I stared at it for a good five minutes. I had never seen anything like it, not in photos or in museum collections. I couldn’t tell if it was really old (18th century) or not. My brain just kind of froze up.
I wouldn’t call it a hard-on Windsor chair, though it had some of those qualities. I sure wouldn’t call it a folk chair; it was made too well. And it was just so… unusual.
The seat was massively thick, but it had been thinned at the edges so it looked as light as a potato chip. The area under the pommel had been chopped out as well, which is a detail I had never seen.
The strut legs were simple turned cylinders with dramatic rake and splay. Above the seat was a bent arm with the simplest hand shape I’d seen on a fancy chair. The sticks were thin and splayed out. And the comb was sort of a triangular shape I’d never encountered.
The chair was both massive and light. And, to be honest, intoxicating.
While examining the chair, I got the same weird feeling in my loins that I get when holding 18th-century tools that have been well-preserved. They have a handmade perfection/imperfection that is rare today.

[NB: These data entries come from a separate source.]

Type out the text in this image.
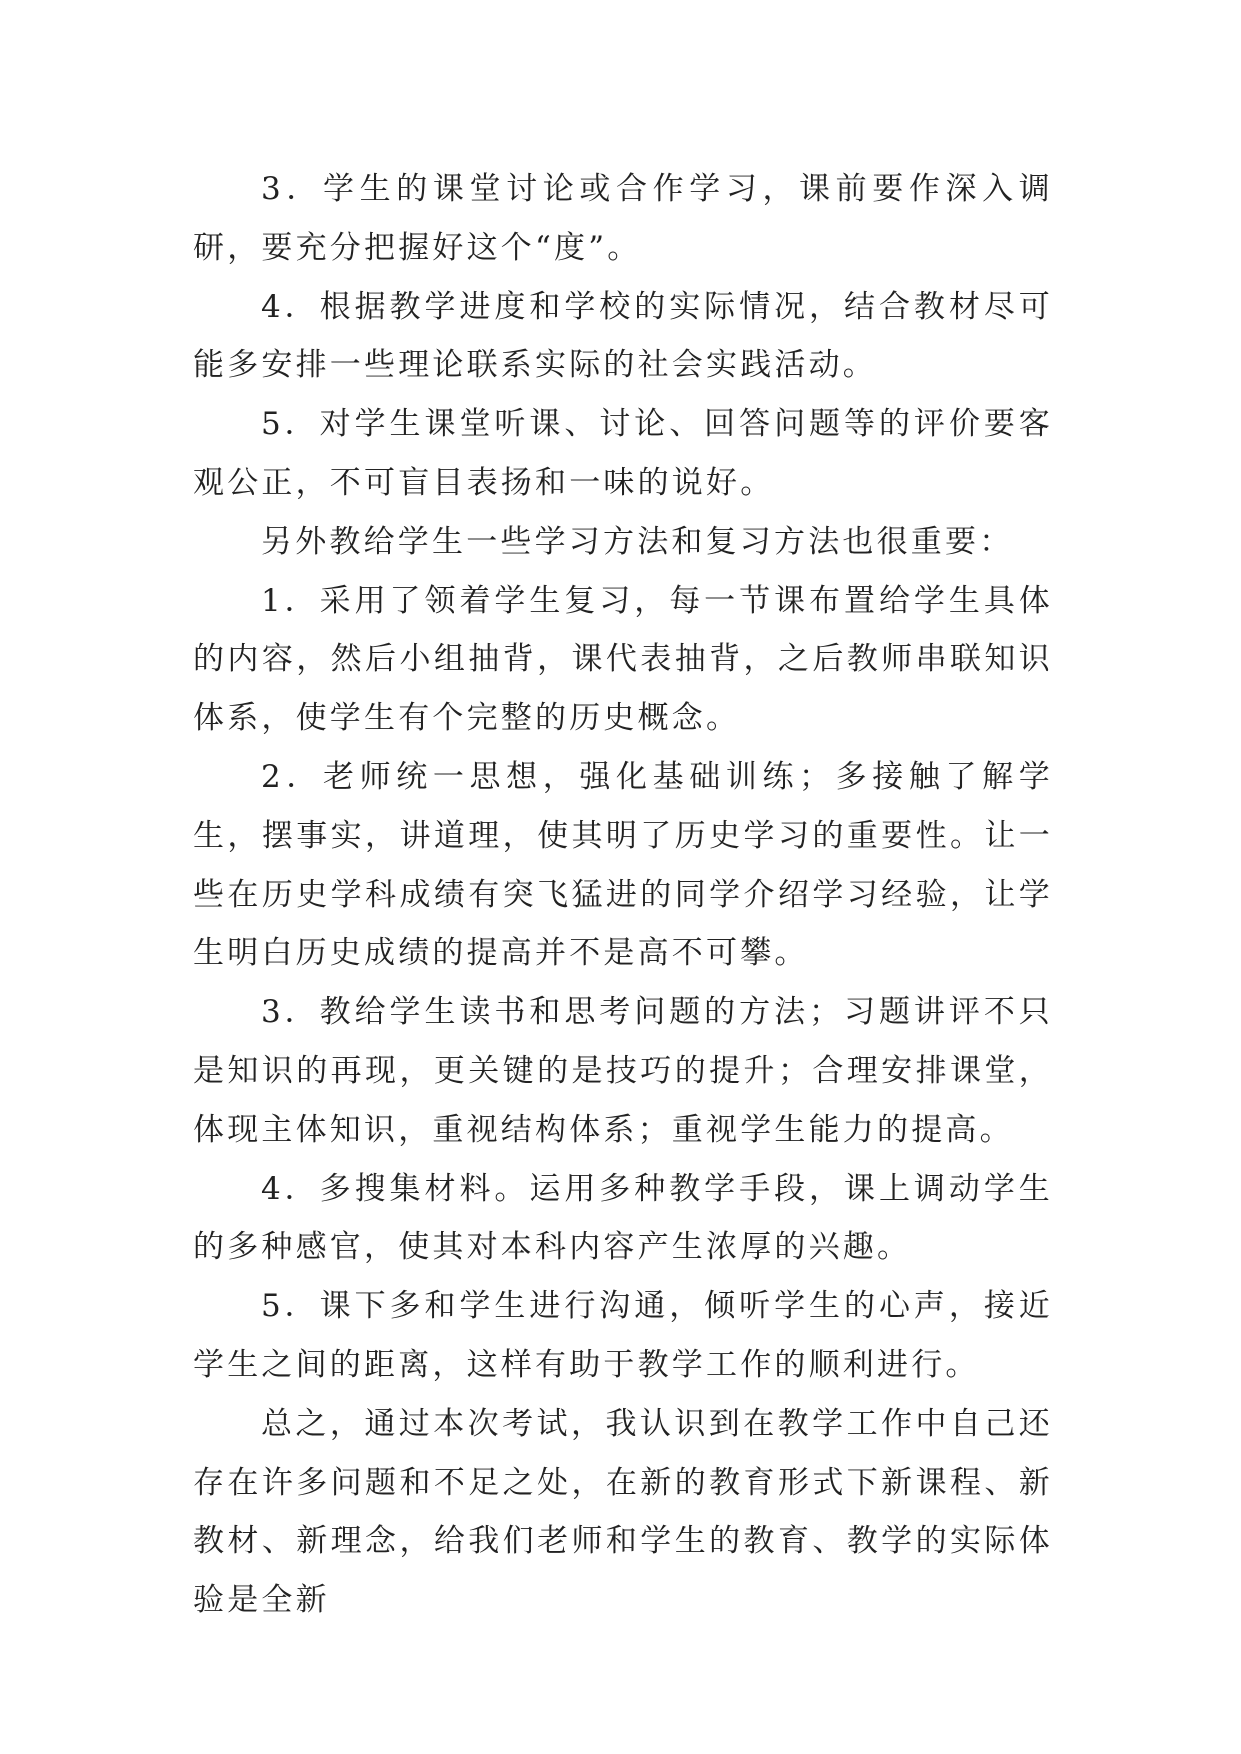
3．学生的课堂讨论或合作学习，课前要作深入调研，要充分把握好这个“度”。

4．根据教学进度和学校的实际情况，结合教材尽可能多安排一些理论联系实际的社会实践活动。

5．对学生课堂听课、讨论、回答问题等的评价要客观公正，不可盲目表扬和一味的说好。

另外教给学生一些学习方法和复习方法也很重要：

1．采用了领着学生复习，每一节课布置给学生具体的内容，然后小组抽背，课代表抽背，之后教师串联知识体系，使学生有个完整的历史概念。

2．老师统一思想，强化基础训练；多接触了解学生，摆事实，讲道理，使其明了历史学习的重要性。让一些在历史学科成绩有突飞猛进的同学介绍学习经验，让学生明白历史成绩的提高并不是高不可攀。

3．教给学生读书和思考问题的方法；习题讲评不只是知识的再现，更关键的是技巧的提升；合理安排课堂，体现主体知识，重视结构体系；重视学生能力的提高。

4．多搜集材料。运用多种教学手段，课上调动学生的多种感官，使其对本科内容产生浓厚的兴趣。

5．课下多和学生进行沟通，倾听学生的心声，接近学生之间的距离，这样有助于教学工作的顺利进行。

总之，通过本次考试，我认识到在教学工作中自己还存在许多问题和不足之处，在新的教育形式下新课程、新教材、新理念，给我们老师和学生的教育、教学的实际体验是全新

John has since sold the chair, which is probably for the best for his sanity because I’d be bugging him about it almost every day. That’s because since my 2019 visit, this chair has been smoldering in the back of my mind and refuses to leave.
I am not alone.
A group of researchers belonging to the Regional Furniture Society1 have been investigating these chairs and sharing what they know in print and on YouTube. A very nice introduction to this chair form is here. Julian Parker traces what is known about these chairs through inventories, advertisements, paintings and the furniture record. I watched it four times. The chair is associated strongly with Lincolnshire, and the current date for the chair is circa 1725-1740.
Rob Ley built a reproduction (or two) with assistance from William Sergeant of the Lincolnshire Chair Museum and the Regional Furniture Society. His video series shows the antique chair from many angles. There are lots of details. Lots of close-ups.
I think you know where this might be going.